Book The Oxford Handbook of Byzantine Literature

Download or read book The Oxford Handbook of Byzantine Literature written by Stratis Papaioannou and published by Oxford University Press. This book was released on 2021 with total page 785 pages. Available in PDF, EPUB and Kindle. Book excerpt: In twenty-five chapters by leading scholars, this volume propagates a nuanced understanding of Byzantine "literature", highlighting key problems, and presenting basic research tools for an audience of specialists and non-specialists.

Book A Companion to Byzantium and the West  900 1204

Download or read book A Companion to Byzantium and the West 900 1204 written by and published by BRILL. This book was released on 2021-12-06 with total page 591 pages. Available in PDF, EPUB and Kindle. Book excerpt: This book explores the complex history of contact and exchange between Byzantium and the Latin West over a formative period of more than three hundred years, with a focus on the political, ecclesiastical and cultural spheres.

Book Sources for Byzantine Art History  Volume 3  The Visual Culture of Later Byzantium  1081   c 1350

Download or read book Sources for Byzantine Art History Volume 3 The Visual Culture of Later Byzantium 1081 c 1350 written by Foteini Spingou and published by Cambridge University Press.
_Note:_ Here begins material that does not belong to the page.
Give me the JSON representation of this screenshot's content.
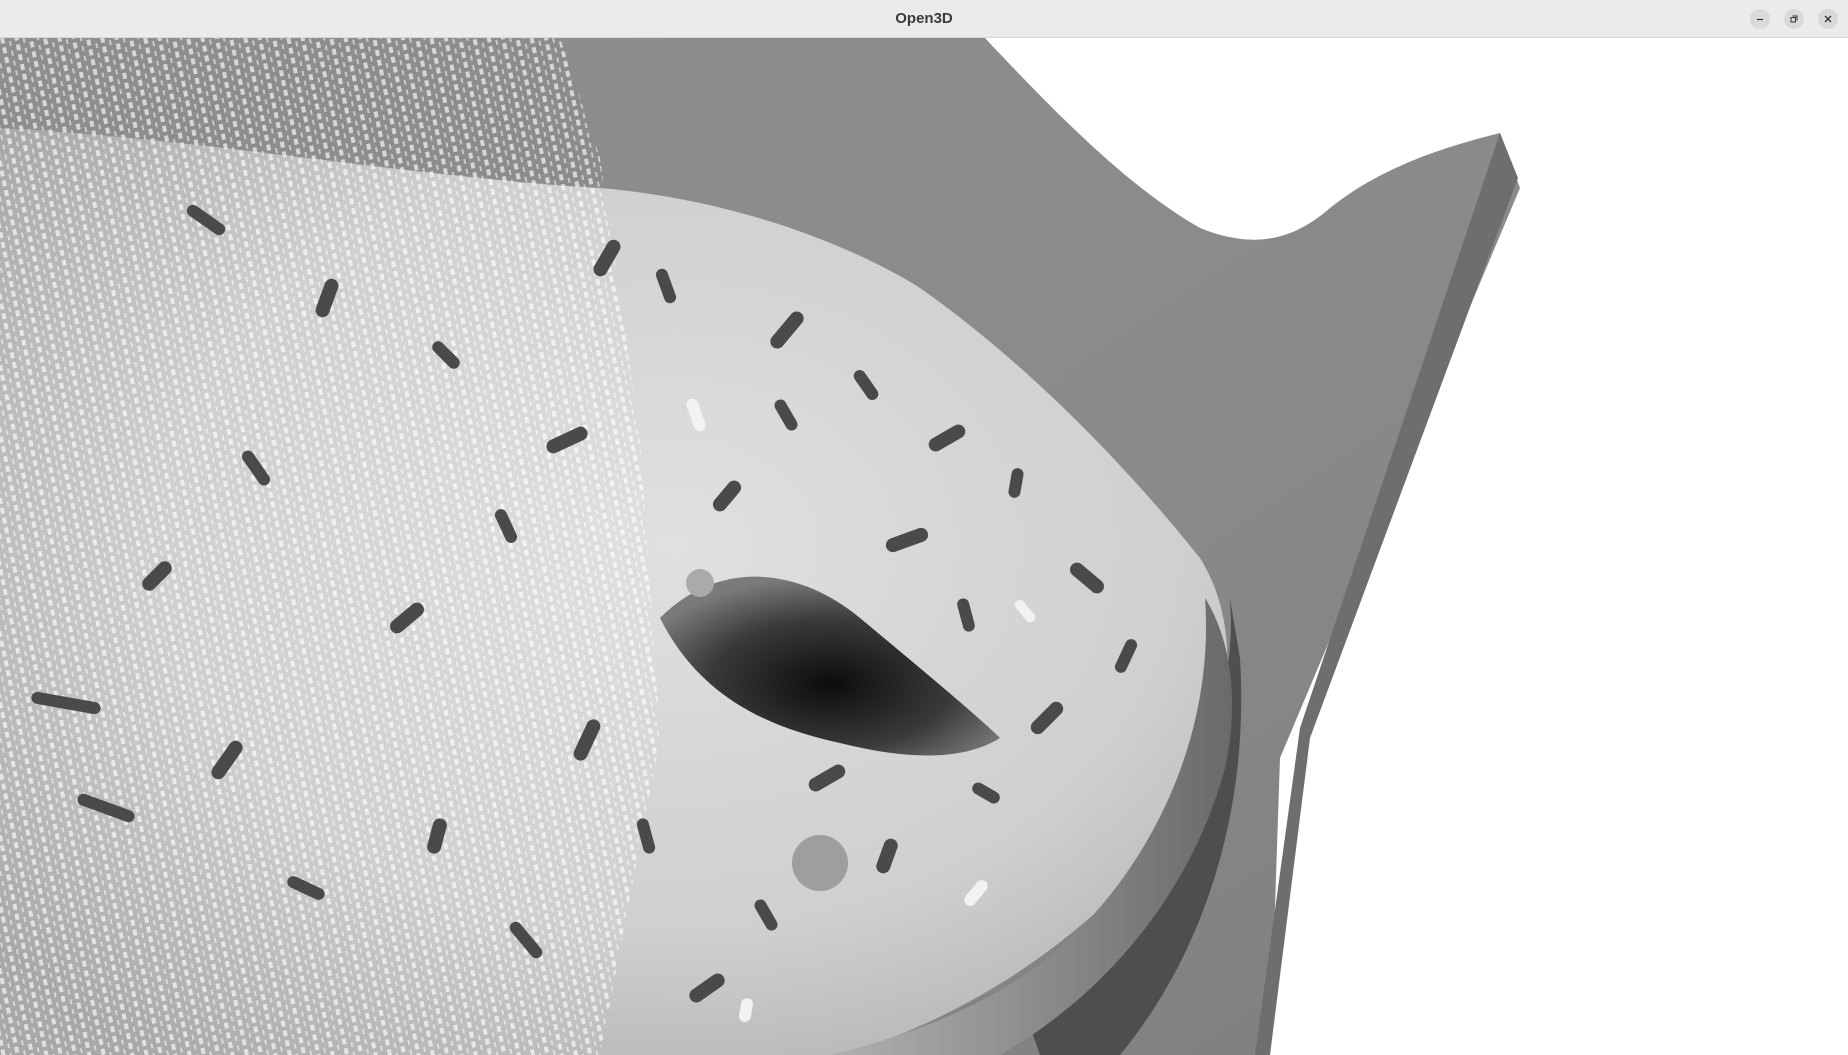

This book was released on 2022-04-21 with total page 1683 pages. Available in PDF, EPUB and Kindle. Book excerpt: In this book the beauty and meaning of Byzantine art and its aesthetics are for the first time made accessible through the original sources. More than 150 medieval texts are translated from nine medieval languages into English, with commentaries from over seventy leading scholars. These include theories of art, discussions of patronage and understandings of iconography, practical recipes for artistic supplies, expressions of devotion, and descriptions of cities. The volume reveals the cultural plurality and the interconnectivity of medieval Europe and the Mediterranean from the late eleventh to the early fourteenth centuries. The first part uncovers salient aspects of Byzantine artistic production and its aesthetic reception, while the second puts a spotlight on particular ways of expressing admiration and of interpreting of the visual.